Capítulo 21: Muito Previsível

Dois alunos subiram no ringue para pegar Maria — ficou inconsciente após seu rosto ser lançado com velocidade contra o chão — e levá-la até a enfermaria, enquanto que Diego, ainda tonto pelos ataques elétricos desferidos em seu corpo, cambaleava de volta ao vestiário. Por sorte, na metade do caminho teve a ajuda de Tiago.

— É isso aí — disse o loiro, cheio de si. — Você mandou bem. Conseguiu explorar a desvantagem dela, usando os próprios ataques como contra-ataque.

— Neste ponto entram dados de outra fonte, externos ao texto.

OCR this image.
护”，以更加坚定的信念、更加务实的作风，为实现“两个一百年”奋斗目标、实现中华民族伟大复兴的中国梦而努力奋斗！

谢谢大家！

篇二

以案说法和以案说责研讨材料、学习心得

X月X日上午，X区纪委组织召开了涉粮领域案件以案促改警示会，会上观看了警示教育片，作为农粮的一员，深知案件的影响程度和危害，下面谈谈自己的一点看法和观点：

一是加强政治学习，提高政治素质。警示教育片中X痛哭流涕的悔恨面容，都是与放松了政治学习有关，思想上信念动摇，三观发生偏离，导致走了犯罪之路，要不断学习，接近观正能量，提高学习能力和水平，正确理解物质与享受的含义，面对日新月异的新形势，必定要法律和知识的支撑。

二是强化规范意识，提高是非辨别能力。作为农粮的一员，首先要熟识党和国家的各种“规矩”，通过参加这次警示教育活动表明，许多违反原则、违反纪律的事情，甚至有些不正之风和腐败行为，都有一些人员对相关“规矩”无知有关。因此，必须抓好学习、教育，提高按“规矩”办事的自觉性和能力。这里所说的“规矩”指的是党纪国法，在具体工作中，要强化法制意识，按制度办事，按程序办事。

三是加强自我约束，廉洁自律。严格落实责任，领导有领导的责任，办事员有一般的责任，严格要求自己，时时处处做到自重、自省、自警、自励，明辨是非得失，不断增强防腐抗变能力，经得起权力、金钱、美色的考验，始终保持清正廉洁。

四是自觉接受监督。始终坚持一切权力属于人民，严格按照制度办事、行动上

— Fiz de propósito — riu Diego, surpreso com a própria ideia de ter feito tudo aquilo. Certamente não teria feito nada, apenas caído no chão, desistido de lutar, se não tivesse em mente o aviso de Tiago: Aguentar os ataques de Maria o máximo que pudesse.

Enquanto sentava e tentava parar a tontura, começou a pensar em tudo que aconteceu. Para começo de conversa, não era para ele ter se distraído logo no começo da partida. Se tivesse se mantido focado em Maria, teria dado um jeito naquele primeiro golpe. Então ele se lembrou do motivo da distração, aquela menina.

Diego queria perguntar sobre para o seu amigo, porém um sentimento estranho, não a coceirinha atrás de sua nuca, algo mais íntimo, lhe dizia para deixar isso para lá. O rapaz apenas deu de ombro e fingiu que era melhor esquecer, já que de qualquer forma a menina estava ao lado dos Baderneiros.

“Boa companhia ela não é”, conformou-se.

Entretanto, enquanto Dani e Lauro começavam a conversar com ele, o rapaz não conseguia se manter muito atento. Ele se lembrava daquela menina constantemente, como rápidos lampejos de imagens que do nada brotavam e desapareciam de sua cabeça. 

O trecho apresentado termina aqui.